Being demonized will produce feelings of shock and dismay. They will question their own sanity and replay their marriage in their mind trying to find some hint of all the unhappiness they are told of. They will question how their spouse, someone they have loved and trusted could betray them in such a way. First to have an affair and then to rewrite the history of their marriage in such a way as to try and lay blame at their feet.

 

They will wonder how their spouse could not only blame them for having to have an affair but also how they could defame their character after many years of being given love, respect and trust. They will wonder how their spouse cannot see how their words and blaming does damage to the children by depicting their mother in a bad light.

 

The faithful spouse will question her own memories of what they thought were years and years of a happy marriage. He/She will wonder if the marriage was never anything but a sham and a figment of htheir imagination. They will wonder why the unfaithful spouse never complained if they were really that unhappy or why they never made a request for changes in the relationship. Being punished for your spouse's misery is a mind-boggling state to find yourself in.

 

If all this isn't bad enough the unfaithful spouse now demands that their partner accept this other man or other woman and rejoice in their well-deserved happiness. They also expect their spouse to encourage the children to embrace and love this new person and welcome her into the fold…so to speak.

 

Just reading such a scenario is painful, imagine actually living it? If you are reading this article you may be living it yourself at this moment. It is a crazy making time isn't it? Such severe distortions of what the marriage was actually like can cause the left behind spouse to question their sanity and every action they take.
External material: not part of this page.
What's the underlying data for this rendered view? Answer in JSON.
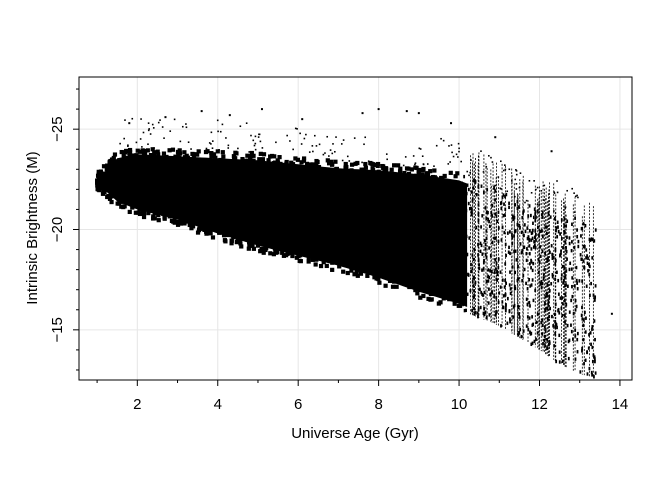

Recovery from such a profound emotional trauma is slow.

 

What can a left behind spouse do under circumstances like these?

 

Most importantly they can realize that all the distortions have nothing to do with them and everything to do with the leaving spouse and their need to justify their actions.

 

Understand that these distortions and negative behaviors are your partner's way of dealing with their guilt. It's his/her perceptions that are wrong and not yours.

 

Surround yourself with a support group that can affirm your view of what your marriage was and that the distortions you are being fed are for your partner's self-exoneration. Surround yourself daily with people who love and care for you.

 

Remember that every parent earns his or her separate relationship with the children of the marriage. Children will ultimately process these events appropriately and make their own choices and come to their own conclusions based on their memories and moral beliefs.

 

This nightmare will end!! With time, healing does come and you will laugh again and love again and the sun will shine again; All you have to do to survive is trust your memories and never forget that, this insanity is not of your making.